Among other things, the focus is on the Victorian pier of the seaside resort, which is one of the biggest attractions for local tourism next to the beach. Apart from strolling on the light wooden planks between freshly caught crabs and historic street furniture, this in turn lures visitors with the “Cromer Pier Show Special” located at the very end of the pier in the “Pavilion Theatre” building.
In the best English vaudeville tradition, a jigsaw puzzle of stand-up comedy, magic, tap-dancing legs, arias, “Wizard of Oz” songs and lots and lots of Abba cover performances is staged here over the course of the season – three months and six Days a week, two shows a day in front of a full 500-seat house. According to veteran musical director Nigel Hogg, it’s the last such End-of-The-Pier show in existence.
He is just one of the many active members of the show who Meurer brings in front of the camera, including director Di Cooke, who spends six months planning and fine-tuning the preparations. The show is put on together by professionals who have traveled there and cast local dancers and children’s talents.
Meurer – whose family is partly British and who studied with Boris Johnson at Oxford, among others – had long been attracted to this special place and the sympathetically old-fashioned spectacle. And then in the 2019 season, with the inevitably approaching Brexit, I also found a concrete time and frame to create a cinematic monument to the place and the troupe. The fact that this was before the Corona outbreak is also noticeable today because of the many kisses between the artists involved.
Avoid Brexit and party quarrels
During the political turmoil of the period, the show was an escape from Britain’s political and social fragmentation. But at the same time it is the scene of these conflicts, even if producer Rory Holburn issued the slogan to the team before rehearsals to stay away from Brexit and party squabbles – except for a good gag.
In the film’s narrative, the concrete political developments of 2019, from Theresa May’s repeated defeats in the referendum to the new elections in December, run parallel to the conceptual development, the preparations and the rehearsals of the show.
The situation in the population and team is divided as in the whole country.
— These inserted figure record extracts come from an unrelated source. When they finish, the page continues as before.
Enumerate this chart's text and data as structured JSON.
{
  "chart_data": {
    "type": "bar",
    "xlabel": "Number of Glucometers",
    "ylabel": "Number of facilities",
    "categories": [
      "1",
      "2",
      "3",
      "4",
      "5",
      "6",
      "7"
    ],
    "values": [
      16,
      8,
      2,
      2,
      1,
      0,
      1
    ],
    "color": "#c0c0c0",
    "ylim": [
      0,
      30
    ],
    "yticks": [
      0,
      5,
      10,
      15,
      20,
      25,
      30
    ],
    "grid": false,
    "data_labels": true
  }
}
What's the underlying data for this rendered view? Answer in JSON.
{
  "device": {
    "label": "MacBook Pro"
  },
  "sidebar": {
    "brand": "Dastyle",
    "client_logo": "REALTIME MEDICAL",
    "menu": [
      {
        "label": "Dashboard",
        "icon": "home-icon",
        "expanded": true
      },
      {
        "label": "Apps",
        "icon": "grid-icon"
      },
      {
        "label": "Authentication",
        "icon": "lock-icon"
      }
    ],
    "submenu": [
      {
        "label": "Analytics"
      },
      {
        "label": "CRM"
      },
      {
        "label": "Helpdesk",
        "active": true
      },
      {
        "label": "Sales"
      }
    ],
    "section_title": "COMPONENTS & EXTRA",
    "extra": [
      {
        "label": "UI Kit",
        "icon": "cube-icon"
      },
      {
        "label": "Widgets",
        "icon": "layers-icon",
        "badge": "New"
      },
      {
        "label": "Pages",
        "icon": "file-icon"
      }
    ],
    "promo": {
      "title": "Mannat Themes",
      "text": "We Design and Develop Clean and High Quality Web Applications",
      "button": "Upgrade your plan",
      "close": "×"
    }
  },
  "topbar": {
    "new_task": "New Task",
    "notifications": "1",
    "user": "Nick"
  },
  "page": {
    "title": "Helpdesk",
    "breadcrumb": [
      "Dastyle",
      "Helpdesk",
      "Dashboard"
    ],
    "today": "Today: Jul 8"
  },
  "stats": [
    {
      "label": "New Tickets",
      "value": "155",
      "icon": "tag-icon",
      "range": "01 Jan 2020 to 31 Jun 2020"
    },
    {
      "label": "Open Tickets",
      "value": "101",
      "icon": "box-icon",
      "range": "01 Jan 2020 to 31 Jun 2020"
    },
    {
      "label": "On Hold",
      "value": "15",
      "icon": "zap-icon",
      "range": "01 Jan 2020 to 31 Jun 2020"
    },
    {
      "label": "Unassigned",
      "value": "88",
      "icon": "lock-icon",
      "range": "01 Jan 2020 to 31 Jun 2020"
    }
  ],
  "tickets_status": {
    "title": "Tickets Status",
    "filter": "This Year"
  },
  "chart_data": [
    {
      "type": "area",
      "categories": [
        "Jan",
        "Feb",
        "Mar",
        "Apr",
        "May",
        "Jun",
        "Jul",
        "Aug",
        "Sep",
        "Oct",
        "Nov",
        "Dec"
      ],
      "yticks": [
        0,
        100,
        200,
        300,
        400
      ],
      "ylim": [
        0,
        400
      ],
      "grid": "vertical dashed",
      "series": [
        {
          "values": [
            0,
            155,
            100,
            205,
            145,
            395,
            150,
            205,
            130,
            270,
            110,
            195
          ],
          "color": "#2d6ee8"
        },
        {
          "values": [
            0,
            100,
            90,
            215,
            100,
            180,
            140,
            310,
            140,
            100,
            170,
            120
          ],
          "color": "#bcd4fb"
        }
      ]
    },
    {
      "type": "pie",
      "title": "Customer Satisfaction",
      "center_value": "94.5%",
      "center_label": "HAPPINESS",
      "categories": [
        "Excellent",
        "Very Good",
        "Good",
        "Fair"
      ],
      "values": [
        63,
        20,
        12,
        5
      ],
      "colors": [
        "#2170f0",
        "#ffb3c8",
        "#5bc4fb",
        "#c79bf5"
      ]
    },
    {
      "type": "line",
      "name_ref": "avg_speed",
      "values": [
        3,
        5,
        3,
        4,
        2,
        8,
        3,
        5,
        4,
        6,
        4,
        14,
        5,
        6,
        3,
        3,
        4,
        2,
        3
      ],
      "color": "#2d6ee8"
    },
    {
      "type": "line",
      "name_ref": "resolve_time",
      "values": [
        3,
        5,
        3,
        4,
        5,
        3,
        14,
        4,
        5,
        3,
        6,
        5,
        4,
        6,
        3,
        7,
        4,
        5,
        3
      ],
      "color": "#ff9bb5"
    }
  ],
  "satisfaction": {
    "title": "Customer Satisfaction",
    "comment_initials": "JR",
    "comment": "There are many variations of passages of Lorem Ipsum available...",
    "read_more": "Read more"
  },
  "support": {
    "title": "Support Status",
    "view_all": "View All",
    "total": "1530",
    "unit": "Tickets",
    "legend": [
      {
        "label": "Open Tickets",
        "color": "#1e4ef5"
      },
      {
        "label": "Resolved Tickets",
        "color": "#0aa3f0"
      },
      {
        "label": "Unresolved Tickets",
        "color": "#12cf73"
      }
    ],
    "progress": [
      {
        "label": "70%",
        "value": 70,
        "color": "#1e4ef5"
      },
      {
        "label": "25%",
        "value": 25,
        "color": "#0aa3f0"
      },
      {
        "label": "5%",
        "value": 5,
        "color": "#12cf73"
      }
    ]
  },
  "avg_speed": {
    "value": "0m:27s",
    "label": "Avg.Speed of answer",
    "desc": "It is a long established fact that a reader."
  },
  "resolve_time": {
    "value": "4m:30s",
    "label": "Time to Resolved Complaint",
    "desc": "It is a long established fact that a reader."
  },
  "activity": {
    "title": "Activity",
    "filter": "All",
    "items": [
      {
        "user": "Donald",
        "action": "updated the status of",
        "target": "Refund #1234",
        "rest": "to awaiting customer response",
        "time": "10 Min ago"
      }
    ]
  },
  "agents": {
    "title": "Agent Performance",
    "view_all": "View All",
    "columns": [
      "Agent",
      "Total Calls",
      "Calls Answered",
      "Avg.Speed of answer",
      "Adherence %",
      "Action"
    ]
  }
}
In North Norfolk (“Quintessential Great Britishness” someone calls the dominant attitude here) two-thirds voted for Brexit in 2016, some of whom have their say in the film: an elderly fisherman, for example, who goes out to sea with Meurer and explains that the “Great” in front of Britain is not there for nothing.
Others feel European, especially here on the eastern edge of the island state, after all Amsterdam is closer than London. And if you were to extend the course of the pier across the sea, you would probably end up around Oslo after a lot of North Sea.
Emigrate to Cologne
One of the troop professes to be the “Boris Man”, while another says that political stress is God’s way of testing the British sense of humour. One of the actors is planning to emigrate to Cologne (“my favorite city”) with his German friend in the long term.
And two young eccentric dancers want to do a big “Fuck the Brexit” tour of Europe with their vintage mobile home and maybe move to Hamburg. It’s just a pity that the car, despite the noble pearl-white matt interior, hasn’t had an engine and the two girls don’t have a driver’s license either.